Let’s see it in action. We’ll use the classic Iris dataset because everyone does, and then we’ll do something more interesting.

# Import the usual suspects
import numpy as np
import matplotlib.pyplot as plt
from sklearn import datasets
from sklearn.manifold import TSNE
from sklearn.preprocessing import StandardScaler

# Load the data and standardize it (CRUCIAL for distance-based methods)
iris = datasets.load_iris()
X = iris.data
y = iris.target
X_scaled = StandardScaler().fit_transform(X)

# Create and fit a t-SNE model. Let's use some common parameters.
tsne = TSNE(n_components=2,  # We want a 2D plot
            random_state=42, # So our results are reproducible
            perplexity=30,   # More on this magic number next
            n_iter=1000)     # Number of gradient descent iterations

X_tsne = tsne.fit_transform(X_scaled)

# Now let's plot the results
plt.figure(figsize=(8, 6))
scatter = plt.scatter(X_tsne[:, 0], X_tsne[:, 1], c=y, cmap='viridis', alpha=0.8)
plt.colorbar(scatter, label='Iris Species')
plt.title('t-SNE of Iris Dataset')
plt.xlabel('t-SNE Dimension 1')
plt.ylabel('t-SNE Dimension 2')
plt.show()

You should see three beautifully separated clusters. Notice how the clusters are distinct, but the distances between the clusters are meaningless. One cluster isn’t necessarily “further” from another in a way you can interpret. You can only interpret the clustering itself.

The Perplexity Parameter: Your Knob for Guesswork

This is the most important hyperparameter and the one that feels the most like black magic. Perplexity is essentially a guess about the number of close neighbors each point has. It’s a smooth measure of a point’s immediate social circle size.

Low perplexity (e.g., 5): The algorithm will focus on very local structure. You’ll get many, very small, tight clusters. It’s like looking at the data with a microscope—you see the tiny neighborhoods but miss the city blocks.
High perplexity (e.g., 50): The algorithm considers more points to be neighbors. It will produce fewer, looser clusters and capture more of the global structure (though it’s still bad at this compared to PCA). It’s like looking at the data from a satellite.

The rule of thumb is to set perplexity between 5 and 50. A value around 30 is often a good starting point. If your dataset is tiny (like <100 points), you’ll need to set it lower. The fact that you have to guess this is, frankly, a bit absurd, but it’s the price of admission.

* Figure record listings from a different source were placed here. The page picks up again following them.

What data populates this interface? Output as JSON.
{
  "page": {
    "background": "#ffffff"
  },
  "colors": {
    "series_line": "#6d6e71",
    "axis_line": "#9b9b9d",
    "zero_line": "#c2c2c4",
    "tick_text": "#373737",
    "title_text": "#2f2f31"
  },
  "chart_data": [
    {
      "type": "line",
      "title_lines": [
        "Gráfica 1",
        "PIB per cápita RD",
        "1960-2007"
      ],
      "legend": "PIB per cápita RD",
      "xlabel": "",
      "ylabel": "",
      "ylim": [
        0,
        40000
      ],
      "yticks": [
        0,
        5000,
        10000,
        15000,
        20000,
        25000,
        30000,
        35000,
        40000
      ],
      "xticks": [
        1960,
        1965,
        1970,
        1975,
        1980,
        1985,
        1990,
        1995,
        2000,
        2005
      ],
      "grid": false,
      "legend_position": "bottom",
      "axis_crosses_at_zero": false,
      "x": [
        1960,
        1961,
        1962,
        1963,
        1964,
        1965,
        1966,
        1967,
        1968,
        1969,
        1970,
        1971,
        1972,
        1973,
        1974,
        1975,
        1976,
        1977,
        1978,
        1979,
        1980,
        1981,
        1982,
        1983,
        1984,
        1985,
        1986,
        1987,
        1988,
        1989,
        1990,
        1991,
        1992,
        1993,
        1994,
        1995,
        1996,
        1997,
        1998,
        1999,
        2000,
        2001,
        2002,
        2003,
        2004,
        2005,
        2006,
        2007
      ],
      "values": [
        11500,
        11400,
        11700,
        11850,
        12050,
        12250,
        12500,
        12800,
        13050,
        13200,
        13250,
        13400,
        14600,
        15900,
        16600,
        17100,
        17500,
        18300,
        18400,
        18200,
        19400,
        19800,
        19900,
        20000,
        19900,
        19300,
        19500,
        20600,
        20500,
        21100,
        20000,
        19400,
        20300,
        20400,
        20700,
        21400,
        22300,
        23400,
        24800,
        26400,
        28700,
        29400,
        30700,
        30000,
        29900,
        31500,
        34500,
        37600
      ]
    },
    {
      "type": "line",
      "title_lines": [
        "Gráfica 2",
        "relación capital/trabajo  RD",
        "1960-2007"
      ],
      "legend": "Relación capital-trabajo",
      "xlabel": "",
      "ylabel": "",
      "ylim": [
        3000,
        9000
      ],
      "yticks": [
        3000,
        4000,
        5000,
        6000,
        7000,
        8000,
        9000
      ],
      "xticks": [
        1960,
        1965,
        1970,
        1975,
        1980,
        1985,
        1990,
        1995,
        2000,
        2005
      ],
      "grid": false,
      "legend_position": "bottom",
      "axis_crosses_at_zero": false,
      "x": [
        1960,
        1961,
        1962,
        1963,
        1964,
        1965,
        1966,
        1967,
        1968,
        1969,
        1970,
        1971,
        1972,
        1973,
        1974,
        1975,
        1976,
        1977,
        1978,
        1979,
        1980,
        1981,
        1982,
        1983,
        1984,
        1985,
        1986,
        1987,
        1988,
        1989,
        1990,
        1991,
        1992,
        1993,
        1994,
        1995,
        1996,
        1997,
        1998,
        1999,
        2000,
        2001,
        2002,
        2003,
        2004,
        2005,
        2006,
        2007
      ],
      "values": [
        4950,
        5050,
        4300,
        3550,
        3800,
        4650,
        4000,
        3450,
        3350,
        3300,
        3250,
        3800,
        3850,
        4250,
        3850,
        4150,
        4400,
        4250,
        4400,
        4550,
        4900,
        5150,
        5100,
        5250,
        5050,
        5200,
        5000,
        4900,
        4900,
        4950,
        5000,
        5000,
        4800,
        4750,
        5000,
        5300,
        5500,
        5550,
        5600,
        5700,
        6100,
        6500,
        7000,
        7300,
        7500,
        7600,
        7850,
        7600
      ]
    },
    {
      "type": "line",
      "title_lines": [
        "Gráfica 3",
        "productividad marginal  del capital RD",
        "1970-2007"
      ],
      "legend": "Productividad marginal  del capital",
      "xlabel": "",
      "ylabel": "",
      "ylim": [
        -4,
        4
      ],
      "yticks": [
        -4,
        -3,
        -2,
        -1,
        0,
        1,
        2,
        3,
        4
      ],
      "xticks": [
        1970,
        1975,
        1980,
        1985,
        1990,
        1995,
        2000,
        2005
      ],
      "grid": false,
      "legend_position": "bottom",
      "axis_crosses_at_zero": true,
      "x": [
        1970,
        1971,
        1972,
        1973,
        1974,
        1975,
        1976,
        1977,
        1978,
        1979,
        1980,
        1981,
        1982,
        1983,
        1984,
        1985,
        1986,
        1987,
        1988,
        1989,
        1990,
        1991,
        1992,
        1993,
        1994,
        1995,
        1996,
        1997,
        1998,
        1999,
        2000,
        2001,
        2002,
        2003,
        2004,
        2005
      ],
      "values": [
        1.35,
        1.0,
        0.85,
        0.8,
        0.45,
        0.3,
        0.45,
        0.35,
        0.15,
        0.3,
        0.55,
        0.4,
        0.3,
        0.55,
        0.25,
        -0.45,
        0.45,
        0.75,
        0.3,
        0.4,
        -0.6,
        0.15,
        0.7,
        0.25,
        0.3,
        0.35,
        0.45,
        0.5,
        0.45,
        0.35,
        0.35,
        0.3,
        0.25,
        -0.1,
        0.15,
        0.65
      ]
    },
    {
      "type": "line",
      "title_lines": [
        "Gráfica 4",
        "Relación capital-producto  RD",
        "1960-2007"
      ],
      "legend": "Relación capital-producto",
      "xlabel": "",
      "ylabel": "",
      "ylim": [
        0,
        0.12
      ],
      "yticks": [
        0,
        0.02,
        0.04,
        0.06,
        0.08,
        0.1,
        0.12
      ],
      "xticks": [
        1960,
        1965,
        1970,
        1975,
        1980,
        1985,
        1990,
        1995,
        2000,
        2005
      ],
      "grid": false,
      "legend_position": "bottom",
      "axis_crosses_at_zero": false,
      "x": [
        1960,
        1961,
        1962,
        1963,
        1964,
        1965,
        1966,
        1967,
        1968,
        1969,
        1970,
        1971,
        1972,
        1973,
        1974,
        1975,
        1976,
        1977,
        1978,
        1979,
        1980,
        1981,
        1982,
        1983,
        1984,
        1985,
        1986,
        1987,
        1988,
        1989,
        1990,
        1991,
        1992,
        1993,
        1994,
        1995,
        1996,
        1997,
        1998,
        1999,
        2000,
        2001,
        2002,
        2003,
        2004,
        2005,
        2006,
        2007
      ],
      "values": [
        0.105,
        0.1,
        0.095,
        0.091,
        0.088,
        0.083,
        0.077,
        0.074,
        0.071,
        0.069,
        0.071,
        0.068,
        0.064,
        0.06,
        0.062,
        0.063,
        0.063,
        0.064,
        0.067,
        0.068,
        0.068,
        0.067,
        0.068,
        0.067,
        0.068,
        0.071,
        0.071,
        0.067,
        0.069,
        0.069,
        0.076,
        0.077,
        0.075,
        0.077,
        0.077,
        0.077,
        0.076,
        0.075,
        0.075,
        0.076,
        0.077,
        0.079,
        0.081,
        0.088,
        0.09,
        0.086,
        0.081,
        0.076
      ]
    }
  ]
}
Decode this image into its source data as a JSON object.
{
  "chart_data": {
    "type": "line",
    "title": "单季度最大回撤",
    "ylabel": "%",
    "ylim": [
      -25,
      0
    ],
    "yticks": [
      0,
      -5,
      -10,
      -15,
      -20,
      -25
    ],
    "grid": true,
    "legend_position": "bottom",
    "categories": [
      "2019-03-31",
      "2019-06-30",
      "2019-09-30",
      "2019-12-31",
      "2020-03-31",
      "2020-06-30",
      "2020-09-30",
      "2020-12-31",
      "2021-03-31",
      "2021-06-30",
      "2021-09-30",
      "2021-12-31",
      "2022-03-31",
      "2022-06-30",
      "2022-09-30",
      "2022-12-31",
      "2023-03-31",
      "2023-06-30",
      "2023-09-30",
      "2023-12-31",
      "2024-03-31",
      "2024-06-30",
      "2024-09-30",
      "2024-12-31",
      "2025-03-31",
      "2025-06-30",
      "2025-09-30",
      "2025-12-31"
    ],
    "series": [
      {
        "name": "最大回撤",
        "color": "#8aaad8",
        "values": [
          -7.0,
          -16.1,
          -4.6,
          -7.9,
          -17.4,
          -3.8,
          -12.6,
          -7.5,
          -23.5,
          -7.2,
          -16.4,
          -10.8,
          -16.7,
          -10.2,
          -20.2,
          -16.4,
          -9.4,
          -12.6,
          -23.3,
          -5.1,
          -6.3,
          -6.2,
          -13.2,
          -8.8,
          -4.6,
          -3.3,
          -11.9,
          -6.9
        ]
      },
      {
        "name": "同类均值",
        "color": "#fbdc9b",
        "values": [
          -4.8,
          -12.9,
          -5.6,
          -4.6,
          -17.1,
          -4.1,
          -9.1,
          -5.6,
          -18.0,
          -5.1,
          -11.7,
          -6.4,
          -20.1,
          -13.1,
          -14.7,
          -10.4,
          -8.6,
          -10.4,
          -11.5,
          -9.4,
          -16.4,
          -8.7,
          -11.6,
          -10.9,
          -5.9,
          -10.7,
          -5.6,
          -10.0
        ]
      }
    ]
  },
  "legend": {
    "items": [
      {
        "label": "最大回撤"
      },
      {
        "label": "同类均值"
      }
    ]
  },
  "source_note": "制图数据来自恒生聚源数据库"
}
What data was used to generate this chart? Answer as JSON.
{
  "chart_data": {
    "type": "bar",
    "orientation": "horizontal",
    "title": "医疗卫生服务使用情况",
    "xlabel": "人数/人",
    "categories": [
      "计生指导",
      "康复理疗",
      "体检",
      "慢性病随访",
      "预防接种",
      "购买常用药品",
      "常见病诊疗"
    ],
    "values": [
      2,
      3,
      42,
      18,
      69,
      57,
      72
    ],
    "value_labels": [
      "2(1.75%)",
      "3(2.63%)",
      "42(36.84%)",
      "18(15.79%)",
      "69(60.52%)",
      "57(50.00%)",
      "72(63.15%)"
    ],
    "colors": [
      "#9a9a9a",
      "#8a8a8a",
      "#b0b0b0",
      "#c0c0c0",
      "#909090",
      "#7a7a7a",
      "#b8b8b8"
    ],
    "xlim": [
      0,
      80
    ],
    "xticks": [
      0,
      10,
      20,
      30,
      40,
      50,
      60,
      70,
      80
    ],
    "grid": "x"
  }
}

The Major Pitfalls: Why t-SNE Will Mess With You

Interpretative Lies: I cannot stress this enough. The axes are meaningless. The scale is meaningless. The distances between clusters are meaningless. You can rotate the plot, flip it, or stretch it, and it would be just as “correct.” The only thing you can trust is the proximity of points within a cluster. Anyone who tells you “Feature X is responsible for t-SNE axis 1” should be gently reminded to stick to PCA.
Stochasticity: Run t-SNE twice with the same parameters and a different random_state, and you’ll get a different plot. The overall cluster pattern should be similar, but the exact layout will change. This is because the gradient descent starts from a random initialization. Always set random_state for reproducibility during exploration.
Computational Cost: That KL divergence minimization is expensive. It’s typically O(N^2) in the number of points. For datasets larger than tens of thousands of points, it gets painfully slow. In those cases, you might look at approximations or alternatives like UMAP.
Sensitivity to Parameters: The shape and number of clusters you see can change dramatically based on perplexity and the learning rate for the gradient descent. You must experiment. A plot is not a single truth; it’s a view through a specific lens you’ve chosen.

So, when should you use it? Almost exclusively for exploratory data analysis and visualization. It’s a fantastic tool for seeing clusters you didn’t know were there. It is categorically not a tool for feature engineering or as input to another machine learning model. For that, you’d use PCA. t-SNE is for your eyes, and your brain, only.